Including online accounts and digital assets in your will

16 June 2021

Although technology plays a huge part in most people's lives, very few people consider their digital assets when making a will. Research carried out by the Law Society earlier this year found that 93% of people hadn't included any digital assets in their will. At the same time, only 7% of people fully understood what would happen to their digital assets when they die.

Planning ahead and providing details of online accounts and digital assets can save a significant amount of time and trouble for your loved ones in the future.

Without suitable access, your loved ones may be unable to remove or update social media accounts. Of far greater concern is the risk that these social media accounts could be hacked. Also, if the people dealing with your estate aren't aware of your digital assets, these might not go to the people you have chosen.
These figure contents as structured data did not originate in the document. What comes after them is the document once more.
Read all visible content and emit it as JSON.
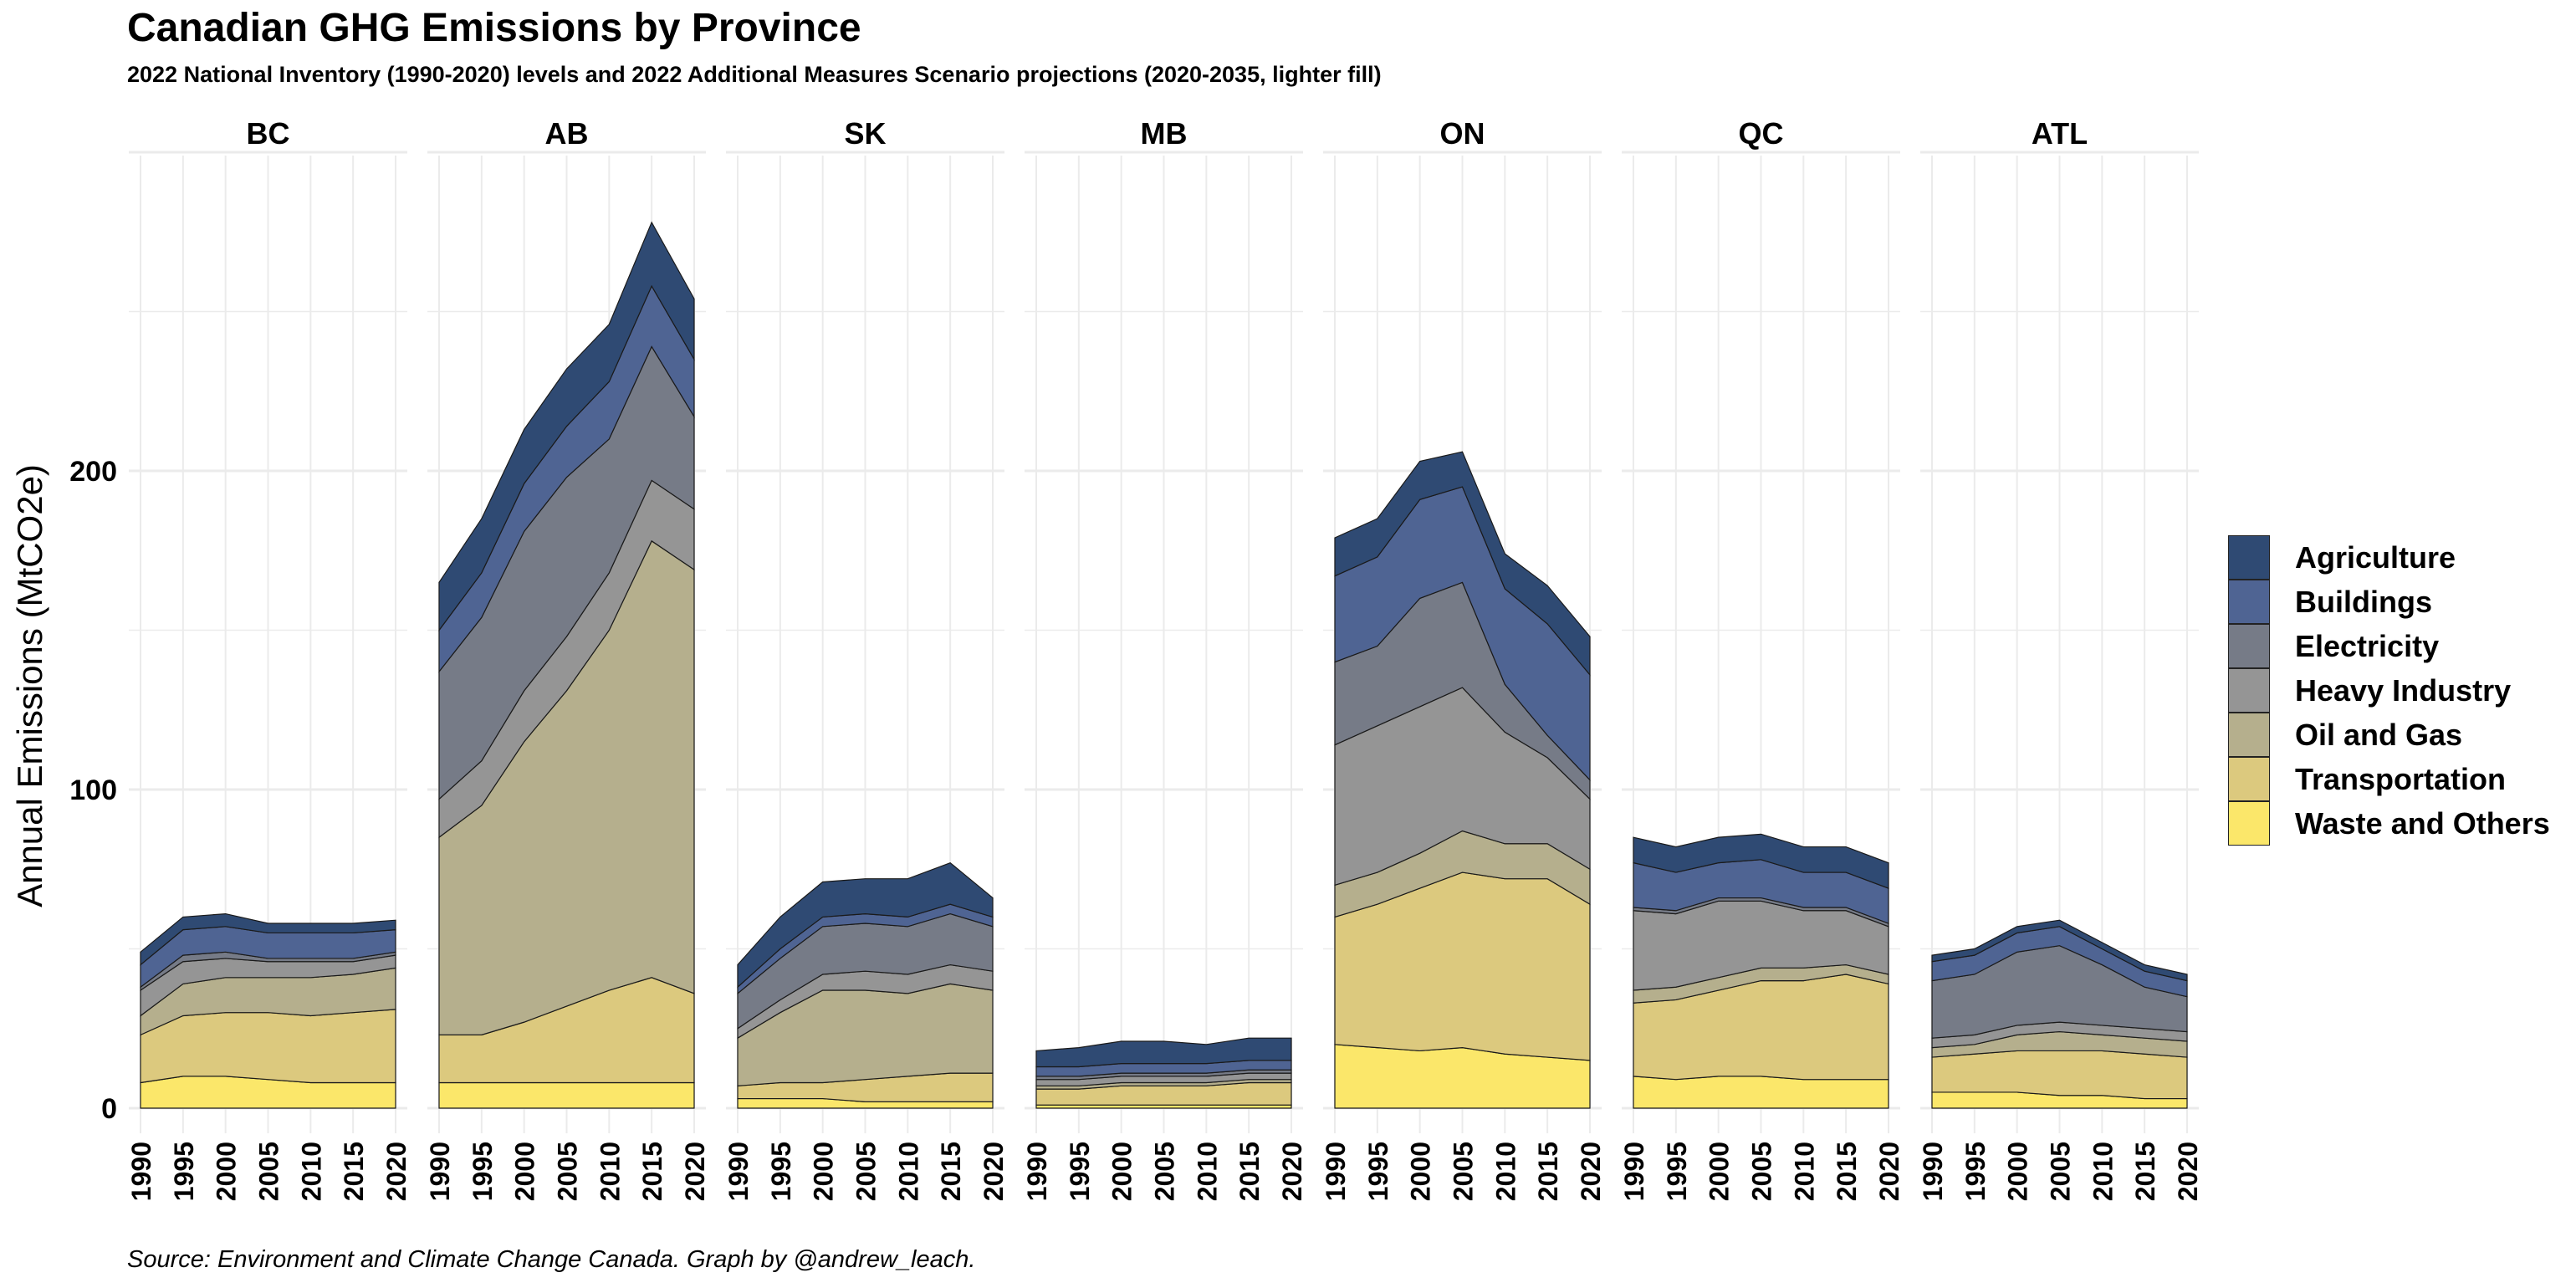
{
  "title": "Canadian GHG Emissions by Province",
  "subtitle": "2022 National Inventory (1990-2020) levels and 2022 Additional Measures Scenario projections (2020-2035, lighter fill)",
  "caption": "Source: Environment and Climate Change Canada. Graph by @andrew_leach.",
  "colors": {
    "Agriculture": "#2f4a73",
    "Buildings": "#4f6493",
    "Electricity": "#767b87",
    "Heavy Industry": "#959595",
    "Oil and Gas": "#b5af8d",
    "Transportation": "#dcc97e",
    "Waste and Others": "#fbe76a",
    "grid": "#ebebeb",
    "text": "#000000"
  },
  "chart_data": {
    "type": "area",
    "stacked": true,
    "faceted_by": "province",
    "ylabel": "Annual Emissions  (MtCO2e)",
    "ylim": [
      0,
      300
    ],
    "yticks": [
      0,
      100,
      200
    ],
    "xlim": [
      1990,
      2020
    ],
    "xticks": [
      1990,
      1995,
      2000,
      2005,
      2010,
      2015,
      2020
    ],
    "grid": true,
    "legend_position": "right",
    "stack_order_bottom_to_top": [
      "Waste and Others",
      "Transportation",
      "Oil and Gas",
      "Heavy Industry",
      "Electricity",
      "Buildings",
      "Agriculture"
    ],
    "legend": [
      "Agriculture",
      "Buildings",
      "Electricity",
      "Heavy Industry",
      "Oil and Gas",
      "Transportation",
      "Waste and Others"
    ],
    "x": [
      1990,
      1995,
      2000,
      2005,
      2010,
      2015,
      2020
    ],
    "panels": [
      {
        "name": "BC",
        "series": [
          {
            "name": "Waste and Others",
            "values": [
              8,
              10,
              10,
              9,
              8,
              8,
              8
            ]
          },
          {
            "name": "Transportation",
            "values": [
              15,
              19,
              20,
              21,
              21,
              22,
              23
            ]
          },
          {
            "name": "Oil and Gas",
            "values": [
              6,
              10,
              11,
              11,
              12,
              12,
              13
            ]
          },
          {
            "name": "Heavy Industry",
            "values": [
              8,
              7,
              6,
              5,
              5,
              4,
              4
            ]
          },
          {
            "name": "Electricity",
            "values": [
              1,
              2,
              2,
              1,
              1,
              1,
              1
            ]
          },
          {
            "name": "Buildings",
            "values": [
              7,
              8,
              8,
              8,
              8,
              8,
              7
            ]
          },
          {
            "name": "Agriculture",
            "values": [
              4,
              4,
              4,
              3,
              3,
              3,
              3
            ]
          }
        ]
      },
      {
        "name": "AB",
        "series": [
          {
            "name": "Waste and Others",
            "values": [
              8,
              8,
              8,
              8,
              8,
              8,
              8
            ]
          },
          {
            "name": "Transportation",
            "values": [
              15,
              15,
              19,
              24,
              29,
              33,
              28
            ]
          },
          {
            "name": "Oil and Gas",
            "values": [
              62,
              72,
              88,
              99,
              113,
              137,
              133
            ]
          },
          {
            "name": "Heavy Industry",
            "values": [
              12,
              14,
              16,
              17,
              18,
              19,
              19
            ]
          },
          {
            "name": "Electricity",
            "values": [
              40,
              45,
              50,
              50,
              42,
              42,
              29
            ]
          },
          {
            "name": "Buildings",
            "values": [
              13,
              14,
              15,
              16,
              18,
              19,
              18
            ]
          },
          {
            "name": "Agriculture",
            "values": [
              15,
              17,
              17,
              18,
              18,
              20,
              19
            ]
          }
        ]
      },
      {
        "name": "SK",
        "series": [
          {
            "name": "Waste and Others",
            "values": [
              3,
              3,
              3,
              2,
              2,
              2,
              2
            ]
          },
          {
            "name": "Transportation",
            "values": [
              4,
              5,
              5,
              7,
              8,
              9,
              9
            ]
          },
          {
            "name": "Oil and Gas",
            "values": [
              15,
              22,
              29,
              28,
              26,
              28,
              26
            ]
          },
          {
            "name": "Heavy Industry",
            "values": [
              3,
              4,
              5,
              6,
              6,
              6,
              6
            ]
          },
          {
            "name": "Electricity",
            "values": [
              11,
              13,
              15,
              15,
              15,
              16,
              14
            ]
          },
          {
            "name": "Buildings",
            "values": [
              2,
              3,
              3,
              3,
              3,
              3,
              3
            ]
          },
          {
            "name": "Agriculture",
            "values": [
              7,
              10,
              11,
              11,
              12,
              13,
              6
            ]
          }
        ]
      },
      {
        "name": "MB",
        "series": [
          {
            "name": "Waste and Others",
            "values": [
              1,
              1,
              1,
              1,
              1,
              1,
              1
            ]
          },
          {
            "name": "Transportation",
            "values": [
              5,
              5,
              6,
              6,
              6,
              7,
              7
            ]
          },
          {
            "name": "Oil and Gas",
            "values": [
              1,
              1,
              1,
              1,
              1,
              1,
              1
            ]
          },
          {
            "name": "Heavy Industry",
            "values": [
              2,
              2,
              2,
              2,
              2,
              2,
              2
            ]
          },
          {
            "name": "Electricity",
            "values": [
              1,
              1,
              1,
              1,
              1,
              1,
              1
            ]
          },
          {
            "name": "Buildings",
            "values": [
              3,
              3,
              3,
              3,
              3,
              3,
              3
            ]
          },
          {
            "name": "Agriculture",
            "values": [
              5,
              6,
              7,
              7,
              6,
              7,
              7
            ]
          }
        ]
      },
      {
        "name": "ON",
        "series": [
          {
            "name": "Waste and Others",
            "values": [
              20,
              19,
              18,
              19,
              17,
              16,
              15
            ]
          },
          {
            "name": "Transportation",
            "values": [
              40,
              45,
              51,
              55,
              55,
              56,
              49
            ]
          },
          {
            "name": "Oil and Gas",
            "values": [
              10,
              10,
              11,
              13,
              11,
              11,
              11
            ]
          },
          {
            "name": "Heavy Industry",
            "values": [
              44,
              46,
              46,
              45,
              35,
              27,
              22
            ]
          },
          {
            "name": "Electricity",
            "values": [
              26,
              25,
              34,
              33,
              15,
              7,
              6
            ]
          },
          {
            "name": "Buildings",
            "values": [
              27,
              28,
              31,
              30,
              30,
              35,
              33
            ]
          },
          {
            "name": "Agriculture",
            "values": [
              12,
              12,
              12,
              11,
              11,
              12,
              12
            ]
          }
        ]
      },
      {
        "name": "QC",
        "series": [
          {
            "name": "Waste and Others",
            "values": [
              10,
              9,
              10,
              10,
              9,
              9,
              9
            ]
          },
          {
            "name": "Transportation",
            "values": [
              23,
              25,
              27,
              30,
              31,
              33,
              30
            ]
          },
          {
            "name": "Oil and Gas",
            "values": [
              4,
              4,
              4,
              4,
              4,
              3,
              3
            ]
          },
          {
            "name": "Heavy Industry",
            "values": [
              25,
              23,
              24,
              21,
              18,
              17,
              15
            ]
          },
          {
            "name": "Electricity",
            "values": [
              1,
              1,
              1,
              1,
              1,
              1,
              1
            ]
          },
          {
            "name": "Buildings",
            "values": [
              14,
              12,
              11,
              12,
              11,
              11,
              11
            ]
          },
          {
            "name": "Agriculture",
            "values": [
              8,
              8,
              8,
              8,
              8,
              8,
              8
            ]
          }
        ]
      },
      {
        "name": "ATL",
        "series": [
          {
            "name": "Waste and Others",
            "values": [
              5,
              5,
              5,
              4,
              4,
              3,
              3
            ]
          },
          {
            "name": "Transportation",
            "values": [
              11,
              12,
              13,
              14,
              14,
              14,
              13
            ]
          },
          {
            "name": "Oil and Gas",
            "values": [
              3,
              3,
              5,
              6,
              5,
              5,
              5
            ]
          },
          {
            "name": "Heavy Industry",
            "values": [
              3,
              3,
              3,
              3,
              3,
              3,
              3
            ]
          },
          {
            "name": "Electricity",
            "values": [
              18,
              19,
              23,
              24,
              19,
              13,
              11
            ]
          },
          {
            "name": "Buildings",
            "values": [
              6,
              6,
              6,
              6,
              5,
              5,
              5
            ]
          },
          {
            "name": "Agriculture",
            "values": [
              2,
              2,
              2,
              2,
              2,
              2,
              2
            ]
          }
        ]
      }
    ]
  }
}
Many of us also keep contact information online. This may add to the administrative burden for the people dealing with your estate as they try to find your beneficiaries.

Making a digital legacy

During Probate, many people will experience some or all of the above problems with managing online accounts. This is why it's becoming increasingly common to construct a digital legacy at the same time as writing your will.

It is important to know how to deal with online information, because it cannot be included in the will itself. This is because a will may become a public document upon the death of its writer. Including financial or account information in the will could clearly cause all manner of security problems. Instead, you can write a letter detailing what digital assets you own.

This should not include online banking login details. You should not provide user names, passwords or security question answers for any of your online accounts. The digital legacy should include which social media accounts you have but, again, you should not provide log-in details; Facebook now offers an option to memorialise an account, so that all photos and memories remain there but it's more secure from hackers.

Most of us also store information and photographs online. These may be lost unless you ensure that somebody else is aware that they exist and where they are located. Most cloud storage is secure and personal to you, so your loved ones will need to contact the companies managing these accounts in order to try and gain access to these. Most platforms have their own policies and processes in place, but it may be that ownership of music files for example is provided by license to the account holder. This means that only the account holder has the right to listen to the music during their lifetime so it cannot be passed on to anyone else after death.

The majority of utility services and phone contracts are now managed online, so you will need to list the companies with which you hold accounts. This will allow your personal representatives to make contact and to arrange for the accounts to be closed.

However, it will be of little value unless your personal representatives know where to find it. Given the sensitive nature of the information it will contain, it is a good idea to store this list in a secure location, possibly alongside your will.